We arrived early on a Tuesday, so it wasn’t surprising to see the place was empty. I hope they’re doing better business at night and stick with it. On the bright side, the lack of other diners made it easy to take photographs of most of the dining room.
As you can see, while the restaurant sits in a fairly typical suburban shopping center, it has a classic Chinese restaurant interior – with the addition of a sushi bar.
It was comforting to go through the old rituals, like tea in a metal pot and fried noodles with duck sauce and mustard.
My step-mother ordered shrimp with broccoli from the long list of lunch specials that come with fried rice and a choice of soup. She opted for wonton.
I wanted Sweet & Sour shrimp and had to order it off the dinner menu, as it wasn’t offered as a lunch special. And as I have so many times over the years, I started off with an egg roll.
The egg roll was very good, with the crust being crisp and having the texture that I have loved for roughly half a century. It also had little bits of roast pork mixed in with cabbage and any other chopped vegetables that may have been in there.
And the wonton soup had the strips of pork that were commonplace years ago, but far less so nowadays.
My step-mother seemed content with her shrimp and broccoli lunch plate.

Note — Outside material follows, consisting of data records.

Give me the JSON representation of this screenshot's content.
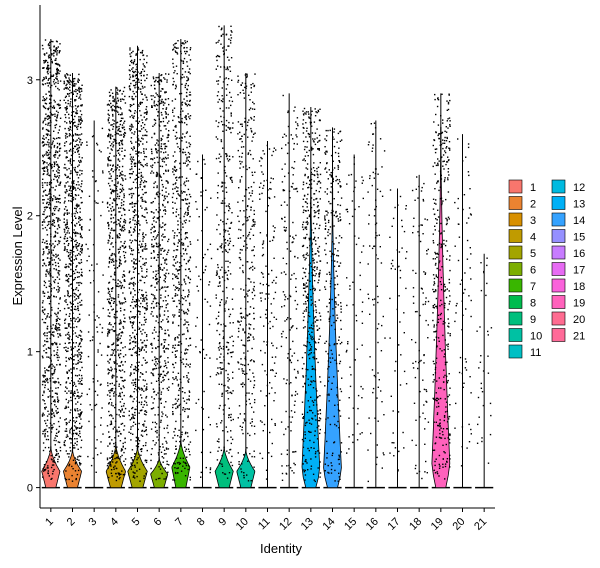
{
  "chart_data": {
    "type": "violin",
    "xlabel": "Identity",
    "ylabel": "Expression Level",
    "ylim": [
      -0.15,
      3.55
    ],
    "yticks": [
      0,
      1,
      2,
      3
    ],
    "categories": [
      "1",
      "2",
      "3",
      "4",
      "5",
      "6",
      "7",
      "8",
      "9",
      "10",
      "11",
      "12",
      "13",
      "14",
      "15",
      "16",
      "17",
      "18",
      "19",
      "20",
      "21"
    ],
    "colors": [
      "#F8766D",
      "#EA8331",
      "#D89000",
      "#C09B00",
      "#A3A500",
      "#7CAE00",
      "#39B600",
      "#00BB4E",
      "#00BF7D",
      "#00C1A3",
      "#00BFC4",
      "#00BAE0",
      "#00B0F6",
      "#35A2FF",
      "#9590FF",
      "#C77CFF",
      "#E76BF3",
      "#FA62DB",
      "#FF62BC",
      "#FF6C91",
      "#FF6A98"
    ],
    "series": [
      {
        "name": "1",
        "max": 3.3,
        "density": 0.85,
        "violin_peak": 0.12,
        "violin_height": 0.3,
        "violin_width": 0.42
      },
      {
        "name": "2",
        "max": 3.05,
        "density": 0.8,
        "violin_peak": 0.12,
        "violin_height": 0.28,
        "violin_width": 0.42
      },
      {
        "name": "3",
        "max": 2.7,
        "density": 0.08,
        "violin_peak": 0,
        "violin_height": 0,
        "violin_width": 0
      },
      {
        "name": "4",
        "max": 2.95,
        "density": 0.7,
        "violin_peak": 0.12,
        "violin_height": 0.32,
        "violin_width": 0.45
      },
      {
        "name": "5",
        "max": 3.25,
        "density": 0.7,
        "violin_peak": 0.12,
        "violin_height": 0.3,
        "violin_width": 0.45
      },
      {
        "name": "6",
        "max": 3.05,
        "density": 0.55,
        "violin_peak": 0.1,
        "violin_height": 0.22,
        "violin_width": 0.4
      },
      {
        "name": "7",
        "max": 3.3,
        "density": 0.55,
        "violin_peak": 0.15,
        "violin_height": 0.35,
        "violin_width": 0.42
      },
      {
        "name": "8",
        "max": 2.45,
        "density": 0.06,
        "violin_peak": 0,
        "violin_height": 0,
        "violin_width": 0
      },
      {
        "name": "9",
        "max": 3.4,
        "density": 0.35,
        "violin_peak": 0.12,
        "violin_height": 0.3,
        "violin_width": 0.42
      },
      {
        "name": "10",
        "max": 3.05,
        "density": 0.3,
        "violin_peak": 0.12,
        "violin_height": 0.28,
        "violin_width": 0.42
      },
      {
        "name": "11",
        "max": 2.55,
        "density": 0.12,
        "violin_peak": 0,
        "violin_height": 0,
        "violin_width": 0
      },
      {
        "name": "12",
        "max": 2.9,
        "density": 0.15,
        "violin_peak": 0,
        "violin_height": 0,
        "violin_width": 0
      },
      {
        "name": "13",
        "max": 2.8,
        "density": 0.45,
        "violin_peak": 0.12,
        "violin_height": 2.3,
        "violin_width": 0.42
      },
      {
        "name": "14",
        "max": 2.65,
        "density": 0.25,
        "violin_peak": 0.12,
        "violin_height": 2.2,
        "violin_width": 0.42
      },
      {
        "name": "15",
        "max": 2.45,
        "density": 0.06,
        "violin_peak": 0,
        "violin_height": 0,
        "violin_width": 0
      },
      {
        "name": "16",
        "max": 2.7,
        "density": 0.08,
        "violin_peak": 0,
        "violin_height": 0,
        "violin_width": 0
      },
      {
        "name": "17",
        "max": 2.2,
        "density": 0.05,
        "violin_peak": 0,
        "violin_height": 0,
        "violin_width": 0
      },
      {
        "name": "18",
        "max": 2.3,
        "density": 0.08,
        "violin_peak": 0,
        "violin_height": 0,
        "violin_width": 0
      },
      {
        "name": "19",
        "max": 2.9,
        "density": 0.35,
        "violin_peak": 0.15,
        "violin_height": 2.65,
        "violin_width": 0.42
      },
      {
        "name": "20",
        "max": 2.6,
        "density": 0.06,
        "violin_peak": 0,
        "violin_height": 0,
        "violin_width": 0
      },
      {
        "name": "21",
        "max": 1.72,
        "density": 0.03,
        "violin_peak": 0,
        "violin_height": 0,
        "violin_width": 0
      }
    ],
    "legend": {
      "position": "right",
      "columns": 2,
      "entries": [
        "1",
        "2",
        "3",
        "4",
        "5",
        "6",
        "7",
        "8",
        "9",
        "10",
        "11",
        "12",
        "13",
        "14",
        "15",
        "16",
        "17",
        "18",
        "19",
        "20",
        "21"
      ]
    },
    "grid": false
  }
}
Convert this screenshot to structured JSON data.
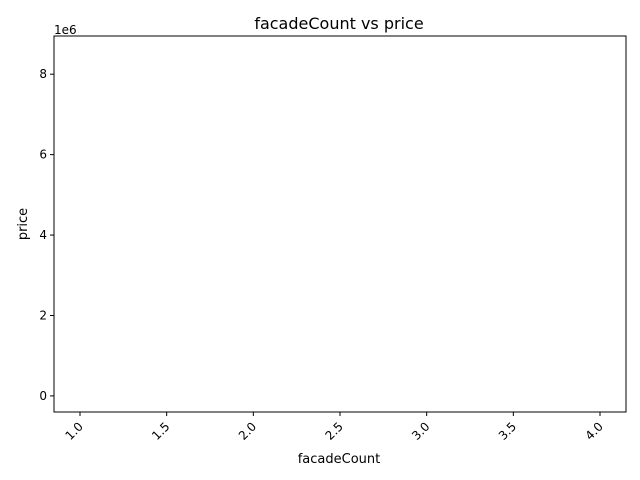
{
  "chart_data": {
    "type": "scatter",
    "title": "facadeCount vs price",
    "xlabel": "facadeCount",
    "ylabel": "price",
    "x_ticks": [
      "1.0",
      "1.5",
      "2.0",
      "2.5",
      "3.0",
      "3.5",
      "4.0"
    ],
    "y_ticks": [
      "0",
      "2",
      "4",
      "6",
      "8"
    ],
    "y_offset_text": "1e6",
    "xlim": [
      0.85,
      4.15
    ],
    "ylim": [
      -400000,
      8950000
    ],
    "grid": false,
    "series": [
      {
        "x": [],
        "y": []
      }
    ]
  }
}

I was initially less than thrilled with how my Sweet & Sour shrimp were presented; with the sauce on the side and nary a pineapple on the plate.
But I quickly got to work in portioning the sauce out over each shrimp and then prepared a plate with several of them over a pile of rice. While it didn’t make me forget the Sweet & Sour shrimp from the glory days of the defunct Imperial Inn, my long time favorite in Philly’s Chinatown, it was still an extremely satisfying lunch. This dish is pure comfort food for me.
It was good to be back. I hope to have similar experiences at a few more of the Chinese restaurants that have held off on returning to dine-in service in the not-too-distant future.
*I have no data on how many Chinese restaurants in the Philadelphia region have failed to return to dine-in service since the pandemic hit. I’m merely going by my personal experiences, and I’ve run into it at what seems like a fairly high rate.
3 thoughts on “The Return of Dine-In at An Old-School Favorite”
That’s great. I need to eat at some old school Chinese places. Seeing the dish of mustardd again opened my sinuses.
It’s good that you see your father every week. Good son.
LikeLiked by 1 person
I don’t recall you ever saying much about having soup at the Chinese restaurants you’ve visited. Is it something you don’t usually have?
I’ve had soup at Chinese restaurants plenty of times over the years. But I think my appetite has shrunk as I’ve gotten older, so I’m less likely to get the whole nine yards: Soup, appetizer and entree. And if I’m cutting one of those out, it’s going to be the soup. I like wonton, but unless I’m feeling under the weather, I’d almost always rather have an egg roll.